Well, when I say limiting, I’m speaking about limiting ways in which the player interacts with the game as opposed to limiting the results or outcomes of a choice. You’re correct in saying that placing a Go piece on one part of the board means you can’t also place another somewhere else simultaneously. This is more in the category of game flow, right, so your piece placement is a tactical decision. A forced choice limiting the way you interact with the game would probably be some off-kilter rules in chess (that doesn’t exist) that said once you moved your rook to a certain tile, you can’t use rooks anymore until the game is over. That’s something far more forced and for no real reason–am I saying the author thinks character selection is that severe in terms of limiting gameplay? Maybe my example wasn’t tame enough, but the limits are real, I think.
Now I try to word these thoughts about the author’s work appropriately, so I wouldn’t say I’ve just been throwing around things like “skew” when describing things because, in truth, I’ve only been hoping to discuss these issues with readers who, whether they agree with the author or not, have digested the article from the appropriate point of view. I have taken great strides to make sure that I haven’t put my personal opinion on this topic out here either way and certainly wouldn’t make any personal claims without providing some sort of explanation. What I’m posting are paraphrased (as accurate as I can get them) ideas that I understood from the article and trying to put them in such a way that those who can’t exactly see why he’s making the claims he’s making (because they’re mostly not looking from a design point of view) can get a better grasp on that viewpoint and then choose to agree or disagree from there instead of disagreeing right off the bat simply because the player point of view is often the polar opposite of the designer’s point of view. That said, in short, I’m not making any claims (at least I don’t think I am) other than what the author has made (again, as accurately as I can paraphrase these ideas) and you can refer to his work for his justifications (or lack thereof). Am I doing it 100% right? Maybe not, but it’s as best I can.
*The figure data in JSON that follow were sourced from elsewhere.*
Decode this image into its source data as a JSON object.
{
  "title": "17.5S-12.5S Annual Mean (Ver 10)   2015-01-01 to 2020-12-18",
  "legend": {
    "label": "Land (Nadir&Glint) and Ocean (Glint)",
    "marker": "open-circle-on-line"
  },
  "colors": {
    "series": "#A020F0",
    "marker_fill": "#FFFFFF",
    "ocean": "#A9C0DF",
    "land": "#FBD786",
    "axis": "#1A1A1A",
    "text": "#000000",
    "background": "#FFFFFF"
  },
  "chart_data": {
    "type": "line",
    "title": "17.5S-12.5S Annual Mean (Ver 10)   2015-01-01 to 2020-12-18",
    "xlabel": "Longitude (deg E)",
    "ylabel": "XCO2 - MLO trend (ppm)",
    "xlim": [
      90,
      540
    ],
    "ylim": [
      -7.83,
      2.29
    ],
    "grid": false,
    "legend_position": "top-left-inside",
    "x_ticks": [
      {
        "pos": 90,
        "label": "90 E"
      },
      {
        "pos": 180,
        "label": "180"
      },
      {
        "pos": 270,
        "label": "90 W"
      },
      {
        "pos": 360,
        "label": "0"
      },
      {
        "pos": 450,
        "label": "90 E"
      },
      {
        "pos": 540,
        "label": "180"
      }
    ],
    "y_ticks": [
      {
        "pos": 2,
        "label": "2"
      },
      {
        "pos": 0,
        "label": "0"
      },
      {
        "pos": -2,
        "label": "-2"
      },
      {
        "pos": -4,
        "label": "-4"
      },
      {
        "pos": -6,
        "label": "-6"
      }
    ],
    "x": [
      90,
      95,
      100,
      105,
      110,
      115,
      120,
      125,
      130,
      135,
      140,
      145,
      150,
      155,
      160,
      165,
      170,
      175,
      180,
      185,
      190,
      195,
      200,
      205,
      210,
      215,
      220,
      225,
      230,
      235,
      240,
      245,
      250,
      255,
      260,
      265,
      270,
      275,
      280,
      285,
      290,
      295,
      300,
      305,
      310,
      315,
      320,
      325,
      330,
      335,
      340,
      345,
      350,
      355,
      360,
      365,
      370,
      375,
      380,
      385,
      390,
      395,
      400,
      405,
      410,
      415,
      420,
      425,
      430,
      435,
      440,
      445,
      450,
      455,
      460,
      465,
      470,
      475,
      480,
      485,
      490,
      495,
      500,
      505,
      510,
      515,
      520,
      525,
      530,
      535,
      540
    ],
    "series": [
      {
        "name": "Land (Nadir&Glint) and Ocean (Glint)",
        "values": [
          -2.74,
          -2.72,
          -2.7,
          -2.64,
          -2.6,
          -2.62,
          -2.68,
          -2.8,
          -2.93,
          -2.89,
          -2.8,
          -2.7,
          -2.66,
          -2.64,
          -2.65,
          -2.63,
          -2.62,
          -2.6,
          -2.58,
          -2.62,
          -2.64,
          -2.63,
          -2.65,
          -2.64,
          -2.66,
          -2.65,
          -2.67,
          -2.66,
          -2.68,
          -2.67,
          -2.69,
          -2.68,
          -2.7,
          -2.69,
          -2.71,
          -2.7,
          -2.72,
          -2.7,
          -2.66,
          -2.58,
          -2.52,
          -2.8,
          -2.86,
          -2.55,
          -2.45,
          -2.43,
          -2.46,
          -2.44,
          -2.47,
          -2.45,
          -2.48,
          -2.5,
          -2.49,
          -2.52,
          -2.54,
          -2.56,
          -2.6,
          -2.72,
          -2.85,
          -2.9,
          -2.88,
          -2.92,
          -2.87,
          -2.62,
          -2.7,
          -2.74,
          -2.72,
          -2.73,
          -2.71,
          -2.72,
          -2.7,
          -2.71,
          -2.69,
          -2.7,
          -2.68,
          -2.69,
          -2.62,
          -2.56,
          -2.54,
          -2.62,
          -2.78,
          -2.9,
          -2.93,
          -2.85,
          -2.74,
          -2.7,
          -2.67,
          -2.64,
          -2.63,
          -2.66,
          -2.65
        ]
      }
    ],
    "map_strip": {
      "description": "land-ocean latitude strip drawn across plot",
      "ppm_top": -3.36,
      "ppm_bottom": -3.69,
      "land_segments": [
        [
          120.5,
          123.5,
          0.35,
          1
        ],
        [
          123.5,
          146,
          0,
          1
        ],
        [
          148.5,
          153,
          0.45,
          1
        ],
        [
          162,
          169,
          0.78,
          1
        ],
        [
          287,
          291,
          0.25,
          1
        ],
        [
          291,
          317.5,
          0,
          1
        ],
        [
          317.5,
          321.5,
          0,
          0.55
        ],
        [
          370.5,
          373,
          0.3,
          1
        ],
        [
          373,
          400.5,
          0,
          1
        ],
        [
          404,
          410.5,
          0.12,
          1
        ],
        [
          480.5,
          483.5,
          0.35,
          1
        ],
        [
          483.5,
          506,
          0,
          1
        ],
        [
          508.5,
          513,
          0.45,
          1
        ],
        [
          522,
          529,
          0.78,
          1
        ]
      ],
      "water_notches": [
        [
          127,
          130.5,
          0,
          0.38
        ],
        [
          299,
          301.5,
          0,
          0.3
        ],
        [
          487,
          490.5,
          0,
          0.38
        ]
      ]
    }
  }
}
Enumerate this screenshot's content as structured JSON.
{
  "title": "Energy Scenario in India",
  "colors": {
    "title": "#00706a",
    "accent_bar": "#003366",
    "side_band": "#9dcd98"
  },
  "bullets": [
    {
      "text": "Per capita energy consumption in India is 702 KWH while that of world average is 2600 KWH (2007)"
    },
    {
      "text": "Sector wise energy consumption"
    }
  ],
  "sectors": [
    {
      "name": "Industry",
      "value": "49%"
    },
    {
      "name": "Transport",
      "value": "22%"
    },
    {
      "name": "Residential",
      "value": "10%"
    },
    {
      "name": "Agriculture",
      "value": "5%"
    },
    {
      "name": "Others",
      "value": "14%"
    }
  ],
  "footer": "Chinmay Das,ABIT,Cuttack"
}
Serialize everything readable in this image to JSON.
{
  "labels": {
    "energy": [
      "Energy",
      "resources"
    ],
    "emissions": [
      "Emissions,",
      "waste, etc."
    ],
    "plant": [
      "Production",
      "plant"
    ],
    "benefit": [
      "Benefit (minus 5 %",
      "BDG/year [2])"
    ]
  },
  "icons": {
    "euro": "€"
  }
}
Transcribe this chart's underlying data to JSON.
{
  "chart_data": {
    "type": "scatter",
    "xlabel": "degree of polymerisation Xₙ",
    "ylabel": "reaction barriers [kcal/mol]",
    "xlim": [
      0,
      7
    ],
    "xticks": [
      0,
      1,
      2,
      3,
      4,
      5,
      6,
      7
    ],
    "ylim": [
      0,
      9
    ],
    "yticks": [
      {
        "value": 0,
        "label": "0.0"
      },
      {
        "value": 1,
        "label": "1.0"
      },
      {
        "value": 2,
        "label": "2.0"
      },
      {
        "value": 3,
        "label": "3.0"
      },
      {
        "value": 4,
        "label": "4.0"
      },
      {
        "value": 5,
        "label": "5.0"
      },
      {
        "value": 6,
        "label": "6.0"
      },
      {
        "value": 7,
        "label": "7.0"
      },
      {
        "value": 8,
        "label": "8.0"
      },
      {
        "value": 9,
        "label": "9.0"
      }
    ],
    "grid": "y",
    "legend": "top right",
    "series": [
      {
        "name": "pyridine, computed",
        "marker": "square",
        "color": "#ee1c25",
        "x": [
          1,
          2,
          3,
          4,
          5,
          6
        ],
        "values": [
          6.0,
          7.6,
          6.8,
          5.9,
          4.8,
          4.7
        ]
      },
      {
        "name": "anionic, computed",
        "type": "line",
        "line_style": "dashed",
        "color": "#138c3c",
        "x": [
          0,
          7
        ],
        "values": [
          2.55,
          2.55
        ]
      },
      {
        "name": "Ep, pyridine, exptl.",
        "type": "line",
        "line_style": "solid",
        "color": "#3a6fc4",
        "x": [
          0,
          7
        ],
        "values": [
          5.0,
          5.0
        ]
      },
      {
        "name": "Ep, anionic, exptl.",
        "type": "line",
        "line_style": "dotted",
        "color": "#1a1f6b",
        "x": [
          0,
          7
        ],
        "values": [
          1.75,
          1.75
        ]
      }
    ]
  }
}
Hmmm, how about…this. What if I told you that instead of picking a character based on how you want to play, that the author could conceptualize a game (whether he can or can’t, this is just for the sake of example) where you just pick a character and you can play how you want to play with that character instead of having to pick from a character or group of characters to based on how you want to play. To me, it seems that the author is saying, “Hey, asymmetry does things like make you pick characters to play in certain ways. With symmetry, you could just pick whatever and play in the style you desired regardless.” Again, I don’t think the author is saying asymmetry or the suggested limitations it imposes are bad or lame, just that symmetry can offer many of the same things asymmetry can without the suggested limitations.
One anecdote I have that I can use to relate to this particular point with the author while remaining neutral to the issue at hand is that whenever I introduce a new game to my local community or to just a new player, when they ask which character they should pick to learn the game with (which may or may not be problematic in itself for game design, but that’s for another post I suppose), I try not to show them the “regular guy” characters. Instead, I try to teach them the basics and mechanics of the game while they learn a character by directing them to the character that has the most everything. If the game has a mechanic that a character can use, I show them the character that employs the most of those mechanics. With this, when they learn the basics of the game and are ready to branch out to pick whichever character they want, they can jump into that character and explore without having to relearn how maybe a flight mechanic or a certain cancel mechanic works–they would have gotten as much exposure to the different kids of mechanics that the game has to offer as possible up front.